Quando Cavaco nos recomenda que amouchemos pois "se nós lhes [aos 'nossos credores'] dirigirmos palavras de insulto, a consequência será mais desemprego para Portugal", tão só repete, adaptada à actual circunstância, a "sensata" e canónica fórmula do "Manda quem pode, obedece [ no caso, cala] quem deve".
Trata-se de uma atávica cultura em que a vida é vidinha, a crítica deve sempre ser "construtiva" e colaborante, os trabalhadores, por suave milagre linguístico, se tornam "colaboradores" (e se colaboracionistas melhor ainda) e servilismo e acriticismo são alcandorados a virtudes cívicas. Porque é assim que se faz pela vidinha, de joelhos.

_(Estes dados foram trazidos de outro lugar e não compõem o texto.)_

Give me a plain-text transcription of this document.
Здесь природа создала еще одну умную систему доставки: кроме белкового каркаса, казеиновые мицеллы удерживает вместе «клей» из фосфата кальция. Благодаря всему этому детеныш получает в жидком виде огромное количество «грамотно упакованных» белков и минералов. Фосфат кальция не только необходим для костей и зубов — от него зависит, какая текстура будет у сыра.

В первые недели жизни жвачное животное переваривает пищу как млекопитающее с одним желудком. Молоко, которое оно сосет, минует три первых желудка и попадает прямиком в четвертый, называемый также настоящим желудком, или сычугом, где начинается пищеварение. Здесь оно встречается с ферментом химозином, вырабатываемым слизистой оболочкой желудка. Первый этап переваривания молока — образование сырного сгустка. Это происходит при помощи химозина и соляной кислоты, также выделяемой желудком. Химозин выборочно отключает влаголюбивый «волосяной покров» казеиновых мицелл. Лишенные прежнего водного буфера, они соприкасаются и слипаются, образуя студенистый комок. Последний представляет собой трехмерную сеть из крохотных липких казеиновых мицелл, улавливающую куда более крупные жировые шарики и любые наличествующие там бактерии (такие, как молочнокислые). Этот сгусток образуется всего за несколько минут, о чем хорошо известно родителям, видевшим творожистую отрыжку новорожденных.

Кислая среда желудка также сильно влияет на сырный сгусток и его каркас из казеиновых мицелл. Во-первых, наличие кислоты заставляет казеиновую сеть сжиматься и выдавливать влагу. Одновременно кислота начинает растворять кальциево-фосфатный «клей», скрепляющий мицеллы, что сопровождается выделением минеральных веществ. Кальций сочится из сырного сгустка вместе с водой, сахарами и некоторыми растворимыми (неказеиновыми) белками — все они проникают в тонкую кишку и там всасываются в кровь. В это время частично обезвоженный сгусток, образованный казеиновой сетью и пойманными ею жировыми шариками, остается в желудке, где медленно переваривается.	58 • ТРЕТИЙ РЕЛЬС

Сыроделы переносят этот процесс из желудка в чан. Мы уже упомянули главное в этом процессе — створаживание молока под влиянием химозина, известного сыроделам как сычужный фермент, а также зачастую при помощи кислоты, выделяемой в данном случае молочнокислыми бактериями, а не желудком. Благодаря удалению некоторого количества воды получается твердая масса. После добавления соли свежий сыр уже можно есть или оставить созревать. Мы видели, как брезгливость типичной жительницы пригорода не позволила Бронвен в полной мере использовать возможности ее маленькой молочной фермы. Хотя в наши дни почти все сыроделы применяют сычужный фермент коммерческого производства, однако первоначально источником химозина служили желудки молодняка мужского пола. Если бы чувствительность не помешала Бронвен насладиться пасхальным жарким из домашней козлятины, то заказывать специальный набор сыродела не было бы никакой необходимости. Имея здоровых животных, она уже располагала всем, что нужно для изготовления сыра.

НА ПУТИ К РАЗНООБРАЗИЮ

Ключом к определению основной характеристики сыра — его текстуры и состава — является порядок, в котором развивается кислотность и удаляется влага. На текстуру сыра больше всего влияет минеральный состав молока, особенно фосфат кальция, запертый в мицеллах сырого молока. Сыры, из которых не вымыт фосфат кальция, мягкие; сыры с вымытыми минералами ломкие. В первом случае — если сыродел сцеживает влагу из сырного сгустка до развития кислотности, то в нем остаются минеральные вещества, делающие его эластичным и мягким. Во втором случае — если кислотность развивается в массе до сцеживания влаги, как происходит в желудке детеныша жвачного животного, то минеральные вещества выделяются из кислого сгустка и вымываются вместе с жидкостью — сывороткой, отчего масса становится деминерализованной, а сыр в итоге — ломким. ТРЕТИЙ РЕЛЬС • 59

Estejamos, portanto, gratos às "companhias de seguros, fundos de pensões, fundos soberanos, bancos internacionais e cidadãos espalhados por esse mundo fora" que nos emprestam dinheiro a juros usurários, pois eles apenas querem o nosso bem. E, como o bom Matateu numa famosa entrevista a Baptista Bastos, digamos tudo o que quisermos, excepto dizer mal, "porque [cito de cor] Matateu não diz mal de ninguém".